The boat is central to the prosecution's theory of the case, but also key to defense claims that Peterson is not guilty of the murders of the mother-to-be and the child she was carrying.

Peterson agreed to purchase the boat for $1,400 Dec. 9, 2002 — the weekend prosecutors say he hatched the plan to kill his wife.

Prosecutors maintain Peterson killed the 27-year-old in their home, placed her body in the boat in his warehouse in Modesto, attached homemade anchors to her body, and then drove the boat to the Berkeley Marina where he motored into the bay and dumped the body overboard.

During their case, prosecutors showed the jury photos in which a pregnant woman about the size of the victim easily fit between the seats of the boat. They also called to the stand a representative of the boat manufacturer who described the boat as a safe, stable watercraft.

The defense insists that the weight of the anchors and the 153-pound expectant mother would have capsized the small fishing boat.

The judge made no formal announcement of the jury's request, but he met privately with prosecutors and a defense attorney for about 45 minutes Friday afternoon. Prosecutors Rick Distaso, Birgit Fladager and Dave Harris emerged from the meeting smiling, but refused to comment.

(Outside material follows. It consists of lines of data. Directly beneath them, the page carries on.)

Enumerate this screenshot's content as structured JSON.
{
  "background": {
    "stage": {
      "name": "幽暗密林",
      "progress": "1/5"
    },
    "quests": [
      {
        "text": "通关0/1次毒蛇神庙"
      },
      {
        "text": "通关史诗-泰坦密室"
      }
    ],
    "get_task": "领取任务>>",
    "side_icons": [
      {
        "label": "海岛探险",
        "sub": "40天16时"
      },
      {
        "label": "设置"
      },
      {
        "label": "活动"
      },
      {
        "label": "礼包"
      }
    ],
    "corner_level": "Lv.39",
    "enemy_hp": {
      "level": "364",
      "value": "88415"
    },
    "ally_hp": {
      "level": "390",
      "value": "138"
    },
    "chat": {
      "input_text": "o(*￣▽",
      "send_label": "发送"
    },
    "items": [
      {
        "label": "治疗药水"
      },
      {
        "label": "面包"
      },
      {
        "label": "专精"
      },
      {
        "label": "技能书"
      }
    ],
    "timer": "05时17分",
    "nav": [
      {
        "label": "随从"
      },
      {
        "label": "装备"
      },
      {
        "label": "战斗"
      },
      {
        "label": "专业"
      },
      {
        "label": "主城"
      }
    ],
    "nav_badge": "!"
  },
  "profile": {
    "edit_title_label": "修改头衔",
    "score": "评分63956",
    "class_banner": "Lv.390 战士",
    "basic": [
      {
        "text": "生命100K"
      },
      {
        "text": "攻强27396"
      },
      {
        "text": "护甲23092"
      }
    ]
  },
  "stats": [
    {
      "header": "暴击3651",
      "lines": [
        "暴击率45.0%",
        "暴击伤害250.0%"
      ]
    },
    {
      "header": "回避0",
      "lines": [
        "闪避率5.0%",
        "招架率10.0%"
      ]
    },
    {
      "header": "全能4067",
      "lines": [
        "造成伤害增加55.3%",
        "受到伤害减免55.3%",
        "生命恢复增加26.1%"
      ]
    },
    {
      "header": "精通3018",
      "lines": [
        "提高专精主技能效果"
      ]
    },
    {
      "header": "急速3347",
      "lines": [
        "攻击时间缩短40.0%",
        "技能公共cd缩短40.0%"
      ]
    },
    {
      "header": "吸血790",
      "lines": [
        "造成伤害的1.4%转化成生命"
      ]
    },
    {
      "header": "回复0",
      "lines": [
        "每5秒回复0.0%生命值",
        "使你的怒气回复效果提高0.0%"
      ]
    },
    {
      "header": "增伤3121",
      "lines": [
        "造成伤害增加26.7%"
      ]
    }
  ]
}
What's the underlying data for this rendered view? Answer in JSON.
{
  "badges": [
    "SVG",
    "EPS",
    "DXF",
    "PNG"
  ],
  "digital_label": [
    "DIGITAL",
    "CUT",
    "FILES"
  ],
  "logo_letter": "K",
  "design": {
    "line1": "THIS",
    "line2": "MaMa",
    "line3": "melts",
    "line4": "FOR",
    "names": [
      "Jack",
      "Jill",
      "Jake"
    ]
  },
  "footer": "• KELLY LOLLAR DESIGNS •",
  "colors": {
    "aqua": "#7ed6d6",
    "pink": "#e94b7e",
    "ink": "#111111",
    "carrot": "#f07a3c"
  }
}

The note to view the boat is the second request jurors are known to have made during their deliberations. They asked Thursday to review photos and video of the defendant's house and warehouse. Those photos included shots of the boat.

In other trial news, the prosecution and defense filed yet another joint motion opposing video coverage of the verdict. Delucchi, who is presiding over the trial, ruled Thursday that cameras would not be permitted for the verdict to avoid causing an "emotional meltdown" for the relatives of the defendant and victim.

The new motion opposes cameras in the hallway to capture the players leaving court. Judge Mark Forcum, presiding judge of the San Mateo County courthouse, permitted those cameras, but both sides are asking he reconsider the decision. Forcum has scheduled a hearing for 9:30 a.m. Monday.